FSTL1 expression is associated with the presence of chemoresistance

FSTL1 is part of the Follistatin (FST) family of secreted glycoproteins. It is well-known that it is linked with various cancer types. Its expression has been linked to poor prognosis of patients in cases of gastric cancer. This gene is present in numerous gastric cancer types as well as the normal gastric epithelial cell line GES1. The expression level of FSTL3 was measured using Western blotting of cell lysates. It was significantly lower in the control GES1 cell line, and more in cells of MGC-803 and SGC-791. This was confirmed by qRT-PCR.

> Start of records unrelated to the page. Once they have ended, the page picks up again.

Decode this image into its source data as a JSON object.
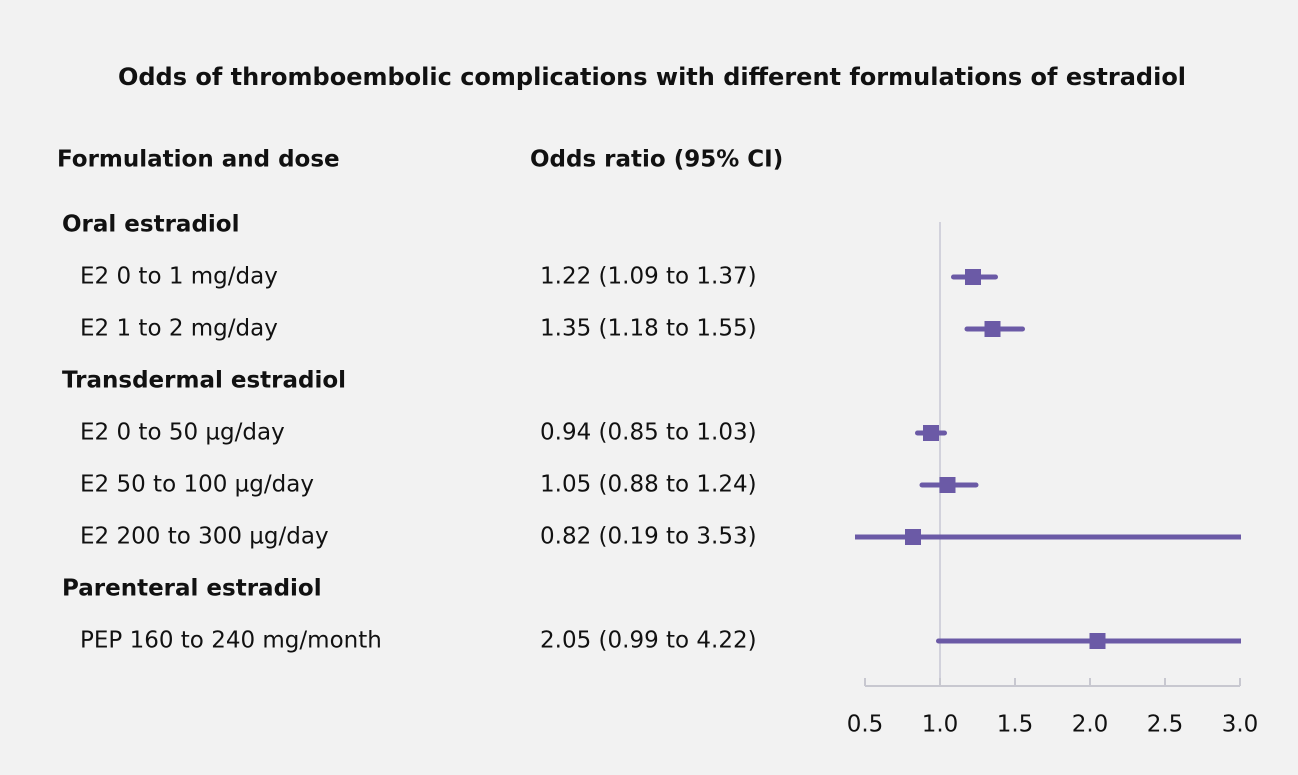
{
  "chart_data": {
    "type": "forest",
    "title": "Odds of thromboembolic complications with different formulations of estradiol",
    "headers": [
      "Formulation and dose",
      "Odds ratio (95% CI)"
    ],
    "color": "#6b5aa6",
    "groups": [
      {
        "name": "Oral estradiol",
        "categories": [
          "E2 0 to 1 mg/day",
          "E2 1 to 2 mg/day"
        ],
        "values": [
          1.22,
          1.35
        ],
        "lower": [
          1.09,
          1.18
        ],
        "upper": [
          1.37,
          1.55
        ],
        "value_labels": [
          "1.22 (1.09 to 1.37)",
          "1.35 (1.18 to 1.55)"
        ]
      },
      {
        "name": "Transdermal estradiol",
        "categories": [
          "E2 0 to 50 µg/day",
          "E2 50 to 100 µg/day",
          "E2 200 to 300 µg/day"
        ],
        "values": [
          0.94,
          1.05,
          0.82
        ],
        "lower": [
          0.85,
          0.88,
          0.19
        ],
        "upper": [
          1.03,
          1.24,
          3.53
        ],
        "value_labels": [
          "0.94 (0.85 to 1.03)",
          "1.05 (0.88 to 1.24)",
          "0.82 (0.19 to 3.53)"
        ]
      },
      {
        "name": "Parenteral estradiol",
        "categories": [
          "PEP 160 to 240 mg/month"
        ],
        "values": [
          2.05
        ],
        "lower": [
          0.99
        ],
        "upper": [
          4.22
        ],
        "value_labels": [
          "2.05 (0.99 to 4.22)"
        ]
      }
    ],
    "xlim": [
      0.5,
      3.0
    ],
    "xticks": [
      0.5,
      {
        "value": 1,
        "label": "1.0"
      },
      1.5,
      {
        "value": 2,
        "label": "2.0"
      },
      2.5,
      {
        "value": 3,
        "label": "3.0"
      }
    ],
    "reference_line": 1
  }
}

FSTL1 expression is commonly found in GC where the high level of expression is associated with a poor prognosis. Bioinformatics analysis has revealed that FSTL1 was most involved in the development of tumor immunity and its progression. It could therefore serve as a biomarker of immune cell infiltration within GC, and help in the development of immunotherapies. In this respect, FSTL1 may prove to be a useful biomarker in GC.

Although FSTL1 is not directly associated with aggression, its function is clear in regulating breast cancer cell proliferation. FSTL1 expression could play a role in chemoresistance, and may also inhibit the oncogenesis of breast cancer cells. It is not clear what role it plays in different kinds of cancer. It may also regulate fibroblast morphology as well as growth which is a crucial element in the process of cancer progression.

The level of FSTL1 expression was associated with the size of the tumor as well as lymph node metastasis. FSTL1 expression was also related to lymph node metastasis as well as TNM stage. Furthermore, FSTL1 expression was independently connected to lymph node metastasis, TNM stage, and TNM stage. Thus, FSTL1 could be an additional biomarker to predict the future of GC.

Immunohistochemical analysis of FSTL1 expression in CRC cell lines was conducted using paraffin-fixed tissues. To detect them primary antibodies for TGF-b1 as well as FSTL1 were employed. With a 4-point scale the intensity of staining of FSTL1 could be measured from 0 (negative) up to 3 (positive). Cells were then infused with secondary antibodies against FSTL1.